Fortunately for the Hokies, Tony Gregory made a terrific effort play to burst upfield before the defense could react. The first down was critical, and the Hokies scored on four of their next five drives.
Ultimately, I don't think that Arkema can be successful right now as the starter at left guard. While both Benedict and Via have struggled some in pass protection, if the Hokies don't move Laurence Gibson to left guard you have to play Via at left and Benedict at right, and perhaps look to keep the running back in more to help on interior blitzes. Against Bowling Green, Logan Thomas faced way too much pressure, and it came almost exclusively from the inside. Both Nick Becton and Vinston Painter were outstanding. The guards are a weakness, and the coaching staff must be willing to get their best five linemen on the field with Wang out.
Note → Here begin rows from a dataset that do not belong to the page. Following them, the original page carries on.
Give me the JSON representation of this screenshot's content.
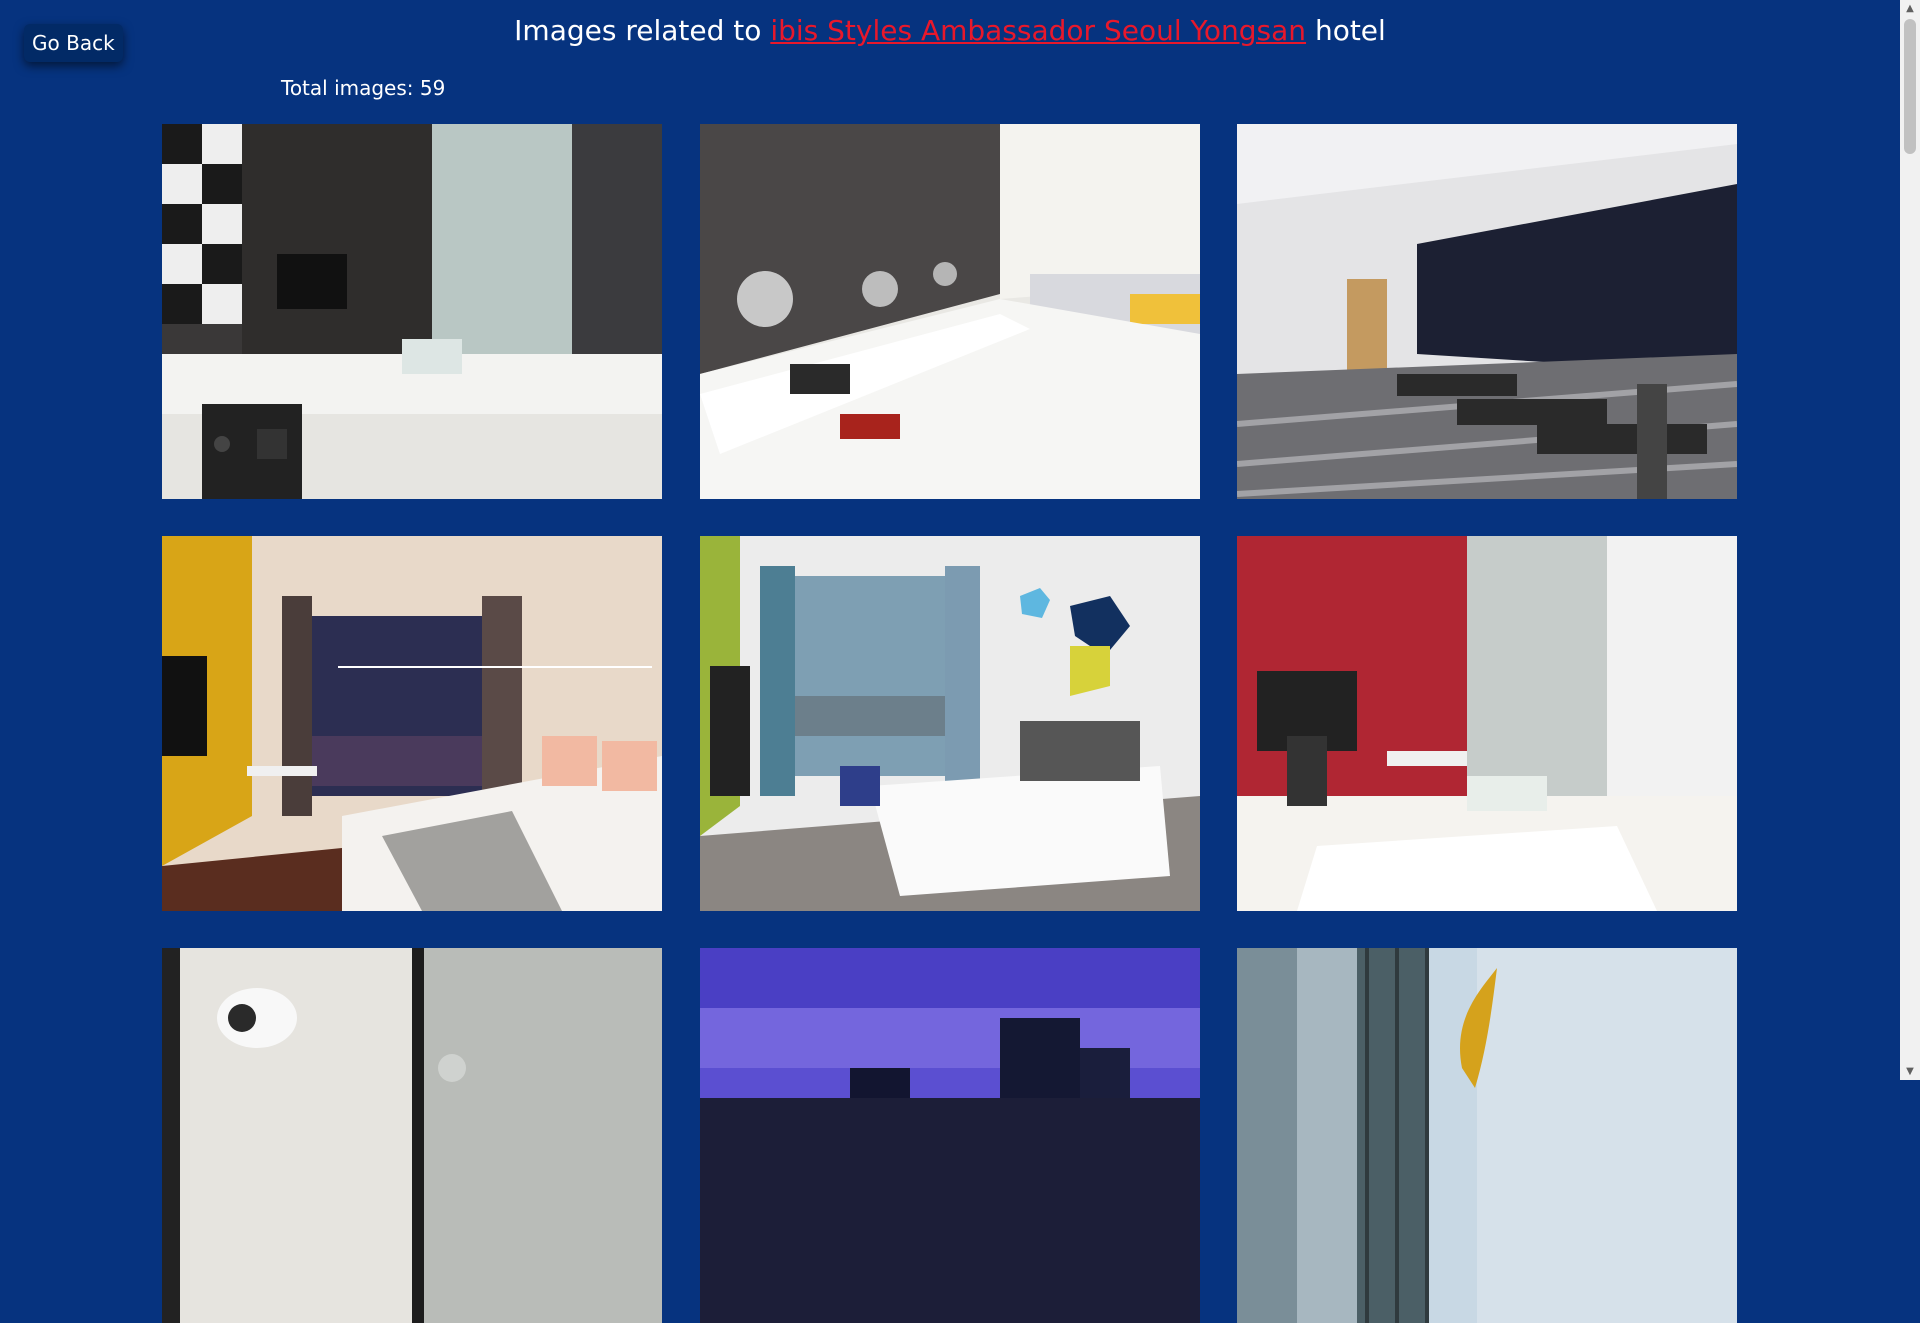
{
  "nav": {
    "back_label": "Go Back"
  },
  "header": {
    "prefix": "Images related to",
    "hotel_name": "ibis Styles Ambassador Seoul Yongsan",
    "suffix": "hotel"
  },
  "gallery": {
    "total_label": "Total images: 59",
    "images": [
      {
        "subject": "bathroom vanity with safe"
      },
      {
        "subject": "buffet restaurant"
      },
      {
        "subject": "fitness center"
      },
      {
        "subject": "guest room with yellow wall"
      },
      {
        "subject": "guest room with puzzle wall art"
      },
      {
        "subject": "bathroom with red wall"
      },
      {
        "subject": "bathroom hair dryer"
      },
      {
        "subject": "hotel exterior at dusk"
      },
      {
        "subject": "building exterior with sculpture"
      }
    ]
  },
  "scrollbar": {
    "up_icon": "▲",
    "down_icon": "▼"
  },
  "colors": {
    "background": "#06337f",
    "link": "#e8182b",
    "button": "#022a66"
  }
}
Given some work challenges, I had limited bandwidth this weekend, but will answer any questions about the defense in the comments. I will be at the Cincinnati game, likely eating over with the rest of The Key Play staff. I welcome your comments on the column, the team, and the future. The Bearcat's speed presents challenges, but if the Hokies continue to run downhill from the Pistol, I think that Cincinnati will struggled to deal with the Hokies hawgbodies up front.